The following resources are available:
Documentation
General-purpose releases
These releases should compile under any version of Linux with gcc 3.0
or greater. However, some Linux distributions do not include zlib,
which is used by Wumpus to compress its internal docid map. If you see
a compiler error that reads like "zlib.h: No such file or directory",
then please edit indexcache/docidcache.cpp and change the
"#define USE_ZLIB 1" line from 1 to 0.
For all other problems, please send me an
email.
-
Wumpus 2011-11-10 (.tar.gz, 1091 KB)
Maintenance release to fix build errors with modern versions of GCC and to fix a bug that made bigram indexing incompatible with XPath support.

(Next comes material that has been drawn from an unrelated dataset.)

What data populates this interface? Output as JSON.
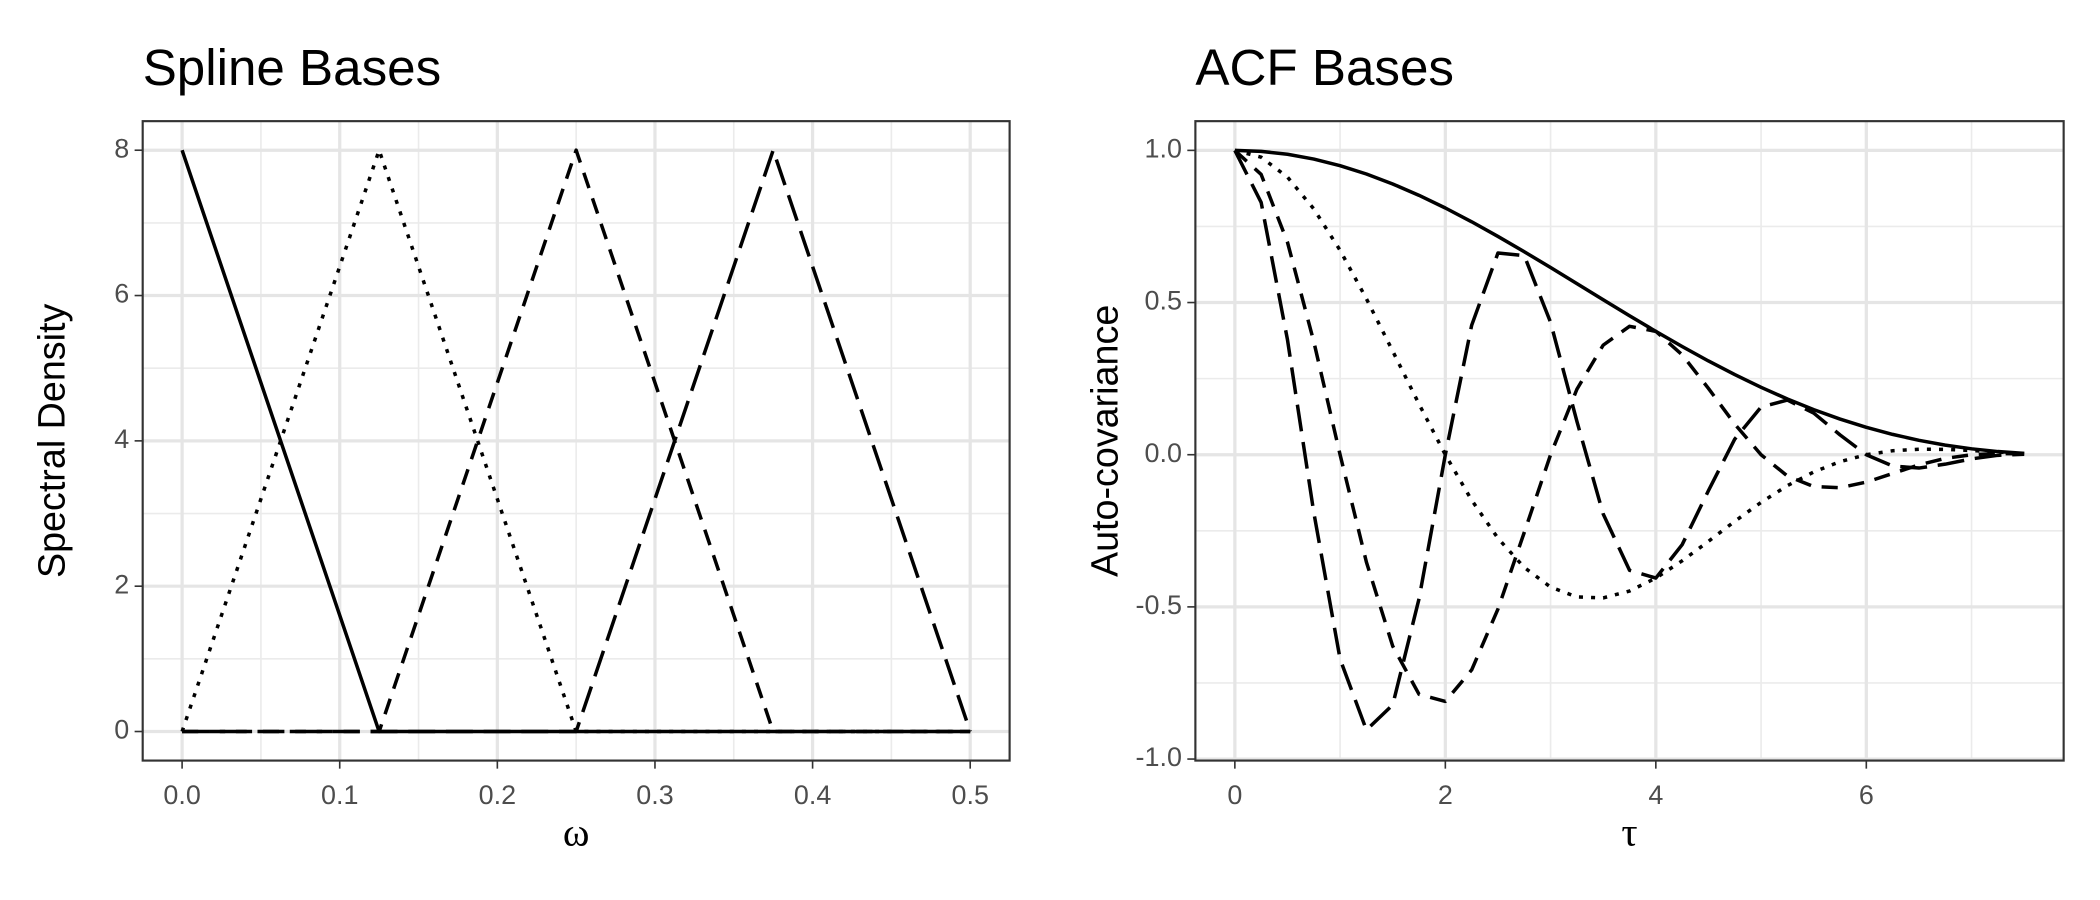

Also contains a few hacks to make it build and run under MacOS.
-
Wumpus 2009-02-02 (.tar.gz, 1083 KB)
This release contains a few performance improvements as well as a
basic implementation of BM25F. It also includes rudimentary support
for character N-gram indexing.
-
Wumpus 2007-11-23 (.tar.gz, 1089 KB)
This release fixes some minor problems as well as an annoying off-by-one
bug that sometimes showed up when fetching the text for a given index
extent, and the text was not properly aligned with the index data.
-
Wumpus 2007-09-07 (.tar.gz, 1102 KB)
This release introduces a new on-disk index format. The new
version can read the index files created by an older version, but older
versions cannot process index files produced by the new version!
TREC Terabyte release
-
Wumpus 2006-05-03-TREC (.tar.gz, 884 KB)
Use this release if you want to do a performance baseline run for TREC Terabyte 2006.
After downloading the package, untar it and chdir to the wumpus/ directory.

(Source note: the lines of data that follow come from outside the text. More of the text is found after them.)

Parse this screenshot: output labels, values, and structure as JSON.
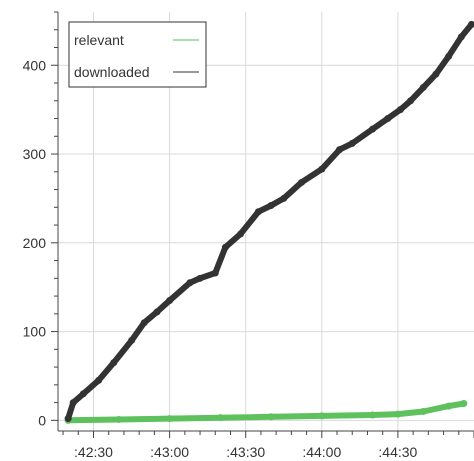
{
  "chart_data": {
    "type": "line",
    "title": "",
    "xlabel": "",
    "ylabel": "",
    "x_unit": "time (minute:second)",
    "xlim": [
      ":42:16",
      ":45:00"
    ],
    "ylim": [
      -12,
      460
    ],
    "x_ticks": [
      ":42:30",
      ":43:00",
      ":43:30",
      ":44:00",
      ":44:30"
    ],
    "y_ticks": [
      0,
      100,
      200,
      300,
      400
    ],
    "grid": true,
    "legend": {
      "placement": "top-left",
      "entries": [
        "relevant",
        "downloaded"
      ]
    },
    "series": [
      {
        "name": "relevant",
        "color": "#5ec15e",
        "x": [
          ":42:20",
          ":42:40",
          ":43:00",
          ":43:20",
          ":43:40",
          ":44:00",
          ":44:20",
          ":44:30",
          ":44:40",
          ":44:50",
          ":44:56"
        ],
        "values": [
          0,
          1,
          2,
          3,
          4,
          5,
          6,
          7,
          10,
          16,
          19
        ]
      },
      {
        "name": "downloaded",
        "color": "#333333",
        "x": [
          ":42:20",
          ":42:22",
          ":42:26",
          ":42:32",
          ":42:38",
          ":42:45",
          ":42:50",
          ":42:55",
          ":43:00",
          ":43:08",
          ":43:12",
          ":43:18",
          ":43:22",
          ":43:28",
          ":43:35",
          ":43:40",
          ":43:45",
          ":43:52",
          ":44:00",
          ":44:07",
          ":44:12",
          ":44:20",
          ":44:26",
          ":44:31",
          ":44:35",
          ":44:40",
          ":44:45",
          ":44:50",
          ":44:55",
          ":44:59"
        ],
        "values": [
          2,
          20,
          30,
          45,
          65,
          90,
          110,
          122,
          135,
          155,
          160,
          166,
          195,
          210,
          235,
          242,
          250,
          268,
          283,
          305,
          312,
          328,
          340,
          350,
          360,
          375,
          390,
          410,
          432,
          446
        ]
      }
    ]
  }
}
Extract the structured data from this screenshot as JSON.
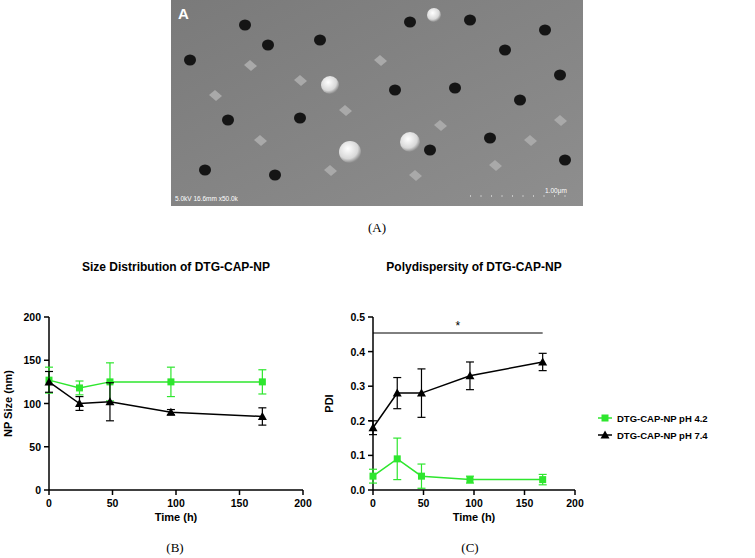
{
  "image": {
    "label": "A",
    "info": "5.0kV 16.6mm x50.0k",
    "scale_bar": "1.00μm",
    "caption": "(A)"
  },
  "chart_data": [
    {
      "type": "line",
      "title": "Size Distribution of DTG-CAP-NP",
      "x_label": "Time (h)",
      "y_label": "NP Size (nm)",
      "caption": "(B)",
      "x": [
        0,
        24,
        48,
        96,
        168
      ],
      "xlim": [
        0,
        200
      ],
      "xticks": [
        0,
        50,
        100,
        150,
        200
      ],
      "ylim": [
        0,
        200
      ],
      "yticks": [
        0,
        50,
        100,
        150,
        200
      ],
      "series": [
        {
          "color": "#2ee62e",
          "marker": "square",
          "values": [
            127,
            118,
            125,
            125,
            125
          ],
          "errors": [
            15,
            8,
            22,
            17,
            14
          ]
        },
        {
          "color": "#000000",
          "marker": "triangle",
          "values": [
            125,
            100,
            102,
            90,
            85
          ],
          "errors": [
            12,
            8,
            22,
            3,
            10
          ]
        }
      ]
    },
    {
      "type": "line",
      "title": "Polydispersity of DTG-CAP-NP",
      "x_label": "Time (h)",
      "y_label": "PDI",
      "caption": "(C)",
      "annotation": "*",
      "legend": "right",
      "x": [
        0,
        24,
        48,
        96,
        168
      ],
      "xlim": [
        0,
        200
      ],
      "xticks": [
        0,
        50,
        100,
        150,
        200
      ],
      "ylim": [
        0,
        0.5
      ],
      "yticks": [
        {
          "value": 0,
          "label": "0.0"
        },
        0.1,
        0.2,
        0.3,
        0.4,
        0.5
      ],
      "series": [
        {
          "name": "DTG-CAP-NP pH 4.2",
          "color": "#2ee62e",
          "marker": "square",
          "values": [
            0.04,
            0.09,
            0.04,
            0.03,
            0.03
          ],
          "errors": [
            0.02,
            0.06,
            0.035,
            0.01,
            0.015
          ]
        },
        {
          "name": "DTG-CAP-NP pH 7.4",
          "color": "#000000",
          "marker": "triangle",
          "values": [
            0.18,
            0.28,
            0.28,
            0.33,
            0.37
          ],
          "errors": [
            0.02,
            0.045,
            0.07,
            0.04,
            0.025
          ]
        }
      ]
    }
  ]
}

Then type make. If the build process fails, please send
me a bug report so that I can try to fix
the problem. Under Linux, everything should work smoothly. After building the distribution,
there are two run modes. From within the wumpus/ directory, execute
-
bin/trec INDEX input_file output_file log_file
in order to build an index for the document collection. The index will be created
in wumpus/database/. The command-line parameter input_file
must refer to a file that contains a list of all files that are to be indexed (these
files may either be plain text, .gz, or .bz2, but must be in TREC format). Nothing
is written to the file given by output_file. Log messages, including
performance information, are written to log_file.
-
bin/trec QUERY input_file output_file log_file
in order to run search queries against the index built by following the instructions
above. The command-line parameter input_file must refer to a file
that contains all ad-hoc search queries that are to be executed. The queries in the
input file must be of the format "topic_id term_1 term_2 .. term_N". To see the exact
format, you can download a set of
example queries.
TREC-formatted search results are written to output_file. Log messages,
including performance information, are written to log_file.
System requirements: In order to perform a Wumpus performance baseline run for the
GOV2 document collection, you need at least 512 MB of RAM and 40 GB of free hard disk space
on the partition where you install Wumpus.
Wumpus is free software and licensed under the GNU General Public License
(GPL).